Das Ausbildungszentrum wird erweitert durch ein Labor welches die Möglichkeit bietet, wichtige Parameter (z. B. TS, TR, GV und GR, FOS / TAC) direkt zu bestimmen. In einem Schulungsraum für ca. 20 Personen können in praktischer Nähe zur Versuchsanlage, theoretische Unterrichtseinheiten stattfinden sowie Versuche ausgewertet und besprochen werden.

Aktuell führt das FiW in Deutschland beispielsweise ein mehrjähriges Aus- und Fortbildungsprogramm für die tunesische Abwasserbehörde ONAS (Office National de l´Assainissement) durch, um die lokalen Kompetenzen Tunesiens im Bereich der anaeroben Klärschlammbehandlung und energetischen Verwertung des erzeugten Biogases zu stärken. Dazu wird die Anlage in Stolberg von Ingenieuren und Technikern der ONAS genutzt, um theoretisch gelerntes Wissen durch eigenständige praktische Versuche zu vertiefen. Die Nutzung der Anlage zur Wissensvermittlung wurde bisher bei allen Lehrgängen von den Tunesiern besonders positiv bewertet.

 

 

Trainings in Deutschland und weltweit

Das FiW bietet Ausbildungseinheiten mit verschiedenen Inhalten, unterschiedlicher Dauer und in mehreren Sprachen an. So können unterschiedliche Anforderungsniveaus bei der Ausbildung berücksichtigt werden. Das Ausbildungsprogramm wird entsprechend der gewünschten Ziele und Anforderungen maßgeschneidert entwickelt. Die Ausbildung erfolgt für Einzelpersonen und Gruppen.

In Deutschland führt das FiW derzeit beispielsweise im Auftrag der Jospong Group of Companies eine dreiwöchige Fortbildung für Fachpersonal aus Ghana im Abfallsektor durch. Bei der Ausbildung werden Themen wie Vermeidung, Verwertung, Recycling, Beseitigung von Abfall sowie Strukturen im Abfallmanagement und Tarifsysteme in Deutschland betrachtet. Auch die Sammlung und Sortierung unterschiedlicher Abfälle sowie bestimmte Sonderfälle wie Deponiesickerwässer, Krankenhausabfälle oder Elektrogeräte werden mit Hilfe von Theorieeinheiten und Exkursionen vermittelt. Darüber hinaus organisiert das FiW einen praktischen Teil der Ausbildung. Kurze Betriebspraktika in Abfallwirtschaftsunternehmen in NRW sollen den Einblick vertiefen und Anwendungshilfen für die Arbeit vor Ort in Ghana geben.

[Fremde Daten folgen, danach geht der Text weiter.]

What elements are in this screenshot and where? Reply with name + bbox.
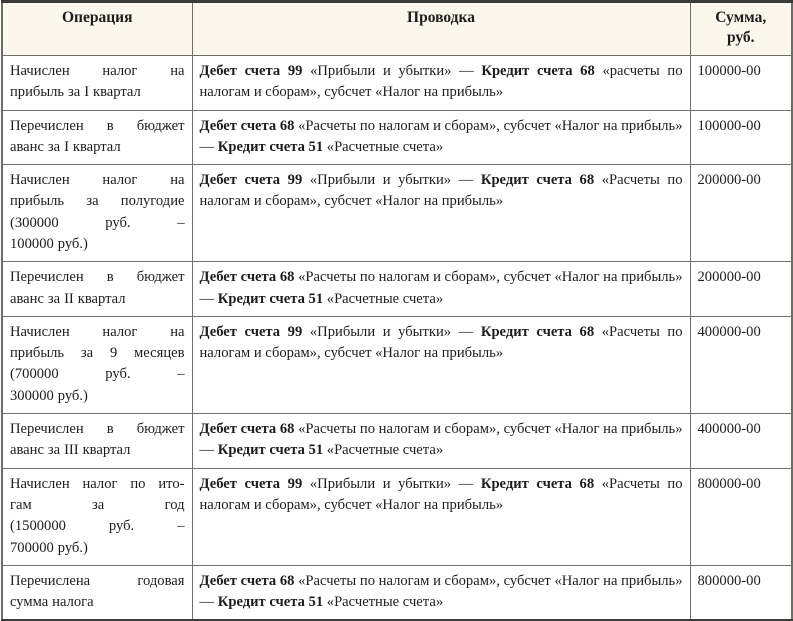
cell-operation — [2, 110, 192, 165]
entry-account-label: Дебет счета 99 — [199, 475, 303, 492]
cell-operation-line: аванс за III квартал — [10, 442, 131, 459]
cell-amount: 400000-00 — [690, 316, 792, 413]
cell-operation-line: Перечислен в бюджет — [10, 117, 185, 134]
cell-operation-line: 100000 руб.) — [10, 235, 88, 252]
entry-text: «Расчетные счета» — [323, 442, 444, 459]
cell-amount: 100000-00 — [690, 55, 792, 110]
cell-operation — [2, 316, 192, 413]
entry-text: «Прибыли и убытки» — — [302, 62, 482, 79]
cell-operation-line: аванс за I квартал — [10, 138, 121, 155]
entry-account-label: Кредит счета 68 — [480, 475, 595, 492]
entry-account-label: Кредит счета 68 — [480, 172, 595, 189]
accounting-entries-table — [1, 0, 793, 621]
column-header-amount-label-line2: руб. — [726, 29, 755, 47]
entry-text: «Прибыли и убытки» — — [302, 323, 481, 340]
column-header-operation — [2, 2, 192, 56]
cell-operation-line: Начислен налог на — [10, 62, 185, 79]
entry-account-label: Дебет счета 68 — [199, 117, 295, 134]
cell-amount: 200000-00 — [690, 262, 792, 317]
table-row — [2, 414, 792, 469]
ledger-table-container — [1, 0, 792, 621]
cell-entry — [192, 468, 690, 565]
table-row — [2, 262, 792, 317]
entry-text: «Расчетные счета» — [323, 290, 444, 307]
cell-operation-line: Перечислена годовая — [10, 572, 185, 589]
cell-operation-line: прибыль за полугодие — [10, 193, 185, 210]
cell-operation-line: сумма налога — [10, 594, 94, 611]
column-header-entry — [192, 2, 690, 56]
cell-entry — [192, 262, 690, 317]
table-row — [2, 468, 792, 565]
cell-operation — [2, 414, 192, 469]
table-header — [2, 2, 792, 56]
entry-account-label: Дебет счета 68 — [199, 269, 295, 286]
table-row — [2, 165, 792, 262]
entry-account-label: Кредит счета 51 — [217, 138, 324, 155]
entry-account-label: Дебет счета 99 — [199, 172, 303, 189]
entry-text: «Прибыли и убытки» — — [302, 172, 481, 189]
entry-account-label: Кредит счета 68 — [481, 62, 595, 79]
cell-amount: 800000-00 — [697, 572, 761, 589]
cell-operation-line: Перечислен в бюджет — [10, 421, 185, 438]
cell-operation-line: Начислен налог по ито- — [10, 475, 185, 492]
cell-amount: 200000-00 — [690, 165, 792, 262]
entry-text: «Расчеты по налогам и сборам», субсчет «Налог на прибыль» — — [199, 117, 683, 155]
cell-operation — [2, 165, 192, 262]
cell-operation-line: прибыль за 9 месяцев — [10, 345, 185, 362]
entry-text: «Расчетные счета» — [323, 594, 444, 611]
cell-entry — [192, 316, 690, 413]
cell-operation — [2, 262, 192, 317]
column-header-amount-label-line1: Сумма, — [715, 9, 767, 26]
cell-entry — [192, 55, 690, 110]
entry-text: «Расчеты по налогам и сборам», субсчет «Налог на прибыль» — — [199, 572, 683, 611]
cell-amount: 800000-00 — [690, 468, 792, 565]
table-header-row — [2, 2, 792, 56]
cell-operation-line: Начислен налог на — [10, 172, 185, 189]
table-row — [2, 316, 792, 413]
table-row — [2, 110, 792, 165]
cell-operation-line: (700000 руб. – — [10, 366, 185, 383]
cell-operation — [2, 565, 192, 620]
cell-amount: 100000-00 — [690, 110, 792, 165]
cell-operation-line: 300000 руб.) — [10, 387, 88, 404]
cell-operation-line: гам за год — [10, 496, 185, 513]
entry-account-label: Дебет счета 99 — [199, 62, 303, 79]
cell-entry — [192, 565, 690, 620]
cell-operation-line: (300000 руб. – — [10, 214, 185, 231]
column-header-amount — [690, 2, 792, 56]
cell-entry — [192, 165, 690, 262]
entry-text: «Прибыли и убытки» — — [302, 475, 481, 492]
entry-text: «Расчеты по налогам и сборам», субсчет «Налог на прибыль» — [199, 323, 683, 362]
cell-entry — [192, 414, 690, 469]
entry-text: «Расчеты по налогам и сборам», субсчет «Налог на прибыль» — [199, 172, 683, 210]
cell-operation-line: прибыль за I квартал — [10, 84, 141, 101]
cell-entry — [192, 110, 690, 165]
entry-account-label: Дебет счета 68 — [199, 572, 295, 589]
entry-account-label: Кредит счета 68 — [480, 323, 595, 340]
column-header-operation-label: Операция — [62, 9, 133, 26]
cell-operation-line: аванс за II квартал — [10, 290, 126, 307]
entry-text: «Расчеты по налогам и сборам», субсчет «Налог на прибыль» — — [199, 421, 683, 459]
cell-operation-line: Перечислен в бюджет — [10, 269, 185, 286]
cell-amount: 400000-00 — [690, 414, 792, 469]
cell-operation-line: 700000 руб.) — [10, 539, 88, 556]
column-header-entry-label: Проводка — [407, 9, 475, 26]
entry-account-label: Кредит счета 51 — [217, 442, 324, 459]
table-body — [2, 55, 792, 620]
table-row — [2, 55, 792, 110]
cell-operation-line: (1500000 руб. – — [10, 518, 185, 535]
cell-operation-line: Начислен налог на — [10, 323, 185, 340]
entry-text: «Расчеты по налогам и сборам», субсчет «Налог на прибыль» — — [199, 269, 683, 307]
cell-operation — [2, 55, 192, 110]
entry-text: «Расчетные счета» — [323, 138, 444, 155]
entry-text: «Расчеты по налогам и сборам», субсчет «Налог на прибыль» — [199, 475, 683, 513]
table-row — [2, 565, 792, 620]
entry-account-label: Кредит счета 51 — [217, 594, 324, 611]
entry-account-label: Кредит счета 51 — [217, 290, 324, 307]
cell-operation — [2, 468, 192, 565]
entry-text: «расчеты по налогам и сборам», субсчет «Налог на прибыль» — [199, 62, 683, 101]
entry-account-label: Дебет счета 68 — [199, 421, 295, 438]
entry-account-label: Дебет счета 99 — [199, 323, 303, 340]
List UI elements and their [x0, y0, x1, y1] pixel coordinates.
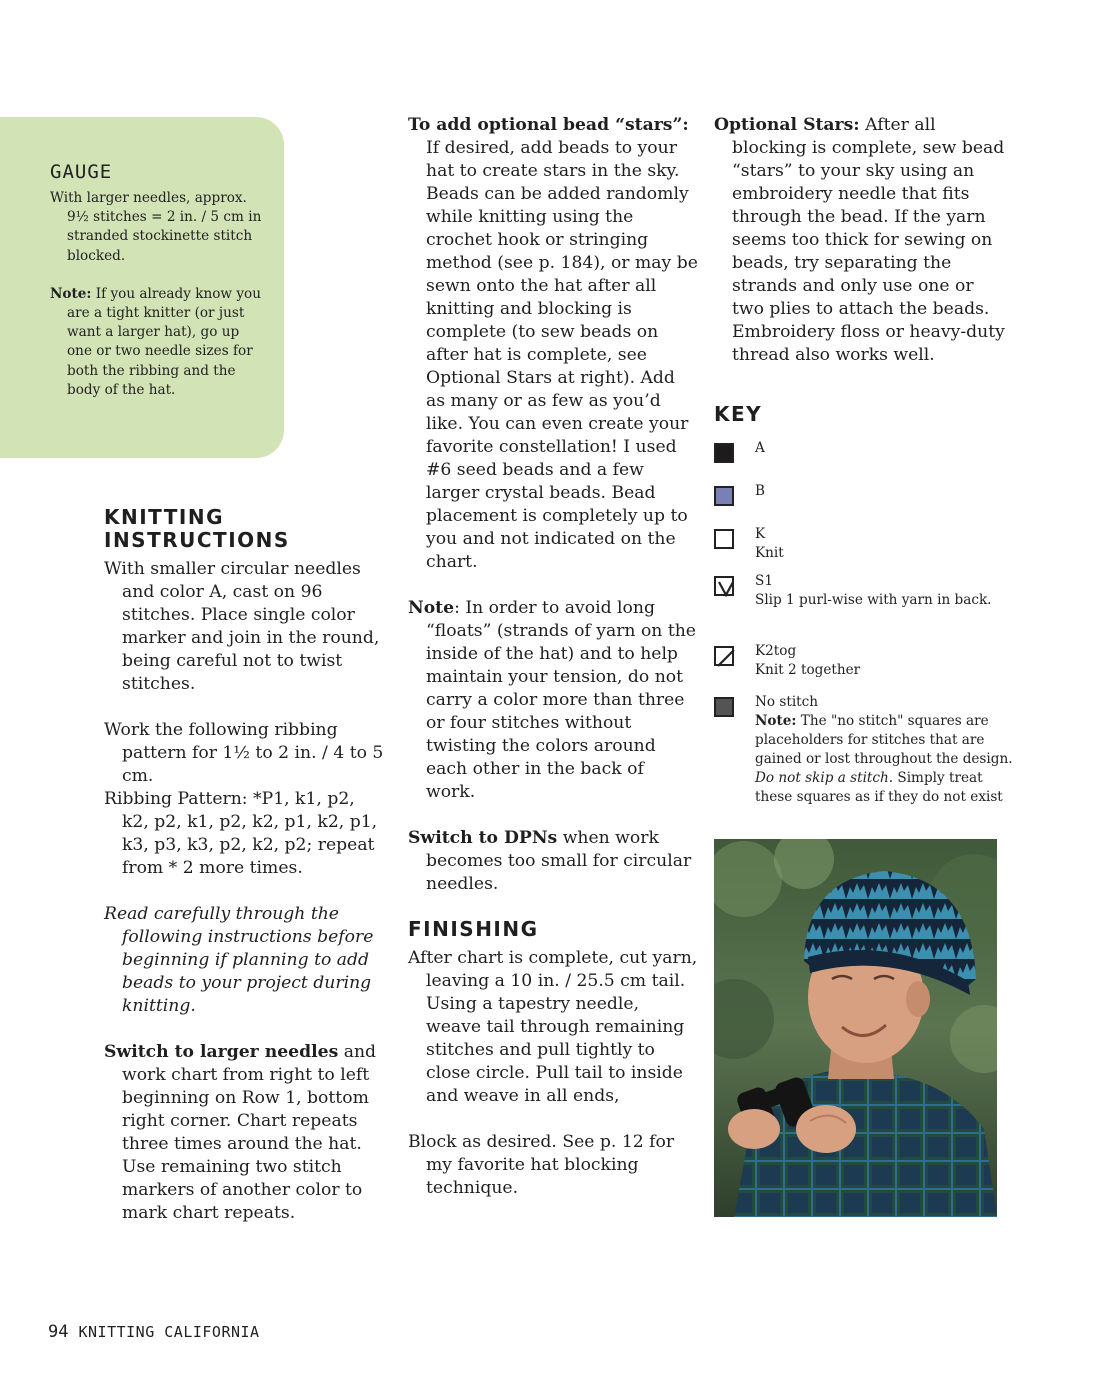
key-text-no-stitch [755, 693, 1015, 807]
beads-paragraph [408, 114, 698, 574]
key-title: KEY [714, 402, 763, 426]
running-title: KNITTING CALIFORNIA [78, 1323, 260, 1341]
switch-needles-text: and work chart from right to left beginning on Row 1, bottom right corner. Chart repeats three times around the hat. Use remaining two stitch markers of another color to mark chart repeats. [122, 1042, 377, 1223]
knit-square-icon [714, 529, 734, 549]
no-stitch-icon [714, 697, 734, 717]
swatch-a-icon [714, 443, 734, 463]
gauge-body: With larger needles, approx. 9½ stitches = 2 in. / 5 cm in stranded stockinette stitch blocked. [50, 190, 262, 264]
floats-note-paragraph [408, 597, 698, 804]
knitting-instructions-heading [104, 506, 386, 552]
gauge-box [0, 117, 284, 458]
key-label-a: A [755, 440, 765, 456]
ribbing-paragraph: Work the following ribbing pattern for 1½ to 2 in. / 4 to 5 cm. [104, 720, 384, 786]
key-text-k2tog [755, 642, 1015, 680]
dpns-text: when work becomes too small for circular needles. [426, 828, 692, 894]
key-label-k2tog: K2tog [755, 643, 797, 659]
page-footer [48, 1322, 260, 1342]
key-label-k: K [755, 526, 766, 542]
key-desc-k: Knit [755, 545, 784, 561]
heading-line-2: INSTRUCTIONS [104, 528, 290, 552]
no-stitch-note-1: The "no stitch" squares are placeholders for stitches that are gained or lost throughout the design. [755, 713, 1013, 767]
no-stitch-note-italic: Do not skip a stitch. [755, 770, 894, 786]
key-text-s1 [755, 572, 1015, 610]
gauge-title: GAUGE [50, 161, 113, 183]
key-label-b: B [755, 483, 765, 499]
beads-bold: To add optional bead “stars”: [408, 115, 689, 135]
no-stitch-note-bold: Note: [755, 713, 797, 729]
cast-on-paragraph: With smaller circular needles and color A, cast on 96 stitches. Place single color marker and join in the round, being careful not to twist stitches. [104, 559, 380, 694]
swatch-b-icon [714, 486, 734, 506]
optional-stars-paragraph [714, 114, 1006, 367]
page-number: 94 [48, 1322, 69, 1342]
dpns-bold: Switch to DPNs [408, 828, 558, 848]
key-desc-s1: Slip 1 purl-wise with yarn in back. [755, 592, 992, 608]
optional-stars-text: After all blocking is complete, sew bead “stars” to your sky using an embroidery needle that fits through the bead. If the yarn seems too thick for sewing on beads, try separating the strands and only use one or two plies to attach the beads. Embroidery floss or heavy-duty thread also works well. [732, 115, 1005, 365]
ribbing-pattern-paragraph: Ribbing Pattern: *P1, k1, p2, k2, p2, k1, p2, k2, p1, k2, p1, k3, p3, k3, p2, k2, p2; repeat from * 2 more times. [104, 789, 378, 878]
key-text-k [755, 525, 1015, 563]
switch-needles-paragraph [104, 1041, 386, 1225]
gauge-note [50, 285, 262, 400]
read-carefully-text: Read carefully through the following instructions before beginning if planning to add beads to your project during knitting. [104, 904, 374, 1016]
finishing-heading: FINISHING [408, 917, 539, 941]
key-label-s1: S1 [755, 573, 773, 589]
switch-needles-bold: Switch to larger needles [104, 1042, 339, 1062]
column-3 [714, 114, 1006, 367]
no-stitch-note-2: Simply treat these squares as if they do not exist [755, 770, 1003, 805]
floats-note-bold: Note [408, 598, 455, 618]
key-label-no-stitch: No stitch [755, 694, 819, 710]
dpns-paragraph [408, 827, 698, 896]
read-carefully-paragraph [104, 903, 386, 1018]
floats-note-text: : In order to avoid long “floats” (strands of yarn on the inside of the hat) and to help maintain your tension, do not carry a color more than three or four stitches without twisting the colors around each other in the back of work. [426, 598, 696, 802]
heading-line-1: KNITTING [104, 505, 225, 529]
no-stitch-note [755, 712, 1015, 807]
key-desc-k2tog: Knit 2 together [755, 662, 861, 678]
knit-two-together-icon [714, 646, 734, 666]
gauge-note-text: If you already know you are a tight knitter (or just want a larger hat), go up one or two needle sizes for both the ribbing and the body of the hat. [67, 285, 261, 398]
finishing-paragraph-2: Block as desired. See p. 12 for my favorite hat blocking technique. [408, 1132, 675, 1198]
man-in-hat-with-binoculars-photo [714, 839, 997, 1217]
gauge-note-label: Note: [50, 285, 92, 302]
finishing-paragraph-1: After chart is complete, cut yarn, leaving a 10 in. / 25.5 cm tail. Using a tapestry needle, weave tail through remaining stitches and pull tightly to close circle. Pull tail to inside and weave in all ends, [408, 948, 698, 1106]
column-1 [104, 506, 386, 1225]
optional-stars-bold: Optional Stars: [714, 115, 860, 135]
beads-text: If desired, add beads to your hat to create stars in the sky. Beads can be added randomly while knitting using the crochet hook or stringing method (see p. 184), or may be sewn onto the hat after all knitting and blocking is complete (to sew beads on after hat is complete, see Optional Stars at right). Add as many or as few as you’d like. You can even create your favorite constellation! I used #6 seed beads and a few larger crystal beads. Bead placement is completely up to you and not indicated on the chart. [426, 138, 698, 572]
slip-stitch-icon [714, 576, 734, 596]
column-2 [408, 114, 698, 1200]
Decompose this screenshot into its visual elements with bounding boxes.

Ein weiteres aktuelles Projekt zur Aus- und Fortbildung hat erfolgreich vor Ort in Lesotho stattgefunden. Im Juli 2015 war FiW-Mitarbeiter Jochen Schunicht für eine zweite Ausbildungsmaßnahme in Lesotho, um das Personal von zwei neu gebauten Kläranlagen zu schulen. Bei der Fortbildung stand der praktische Betrieb der neuen Kläranlagen im Vordergrund. In der Schulungsmaßnahme wurde zum einen das Arbeiten mit Messinstrumenten vertieft und zum anderen der Unterhalt und Betrieb der Anlagenteile (vom Einlaufrechen bis hin zu den Trockenbeeten) vermittelt. Neben dem direkten praktischen Training an den Anlagenteilen, wurde das Vorgehen zusammen mit den Teilnehmern in Verfahrensanweisungen festgehalten, so dass die Teilnehmer auch zukünftig in der Lage sind, die Anlagenteile selbst zu unterhalten und zu betreiben. Diese Ausbildungsmaßnahme hat wieder gezeigt, wie wichtig Schulungen für das technische Personal zum Betrieb und Unterhalt sind.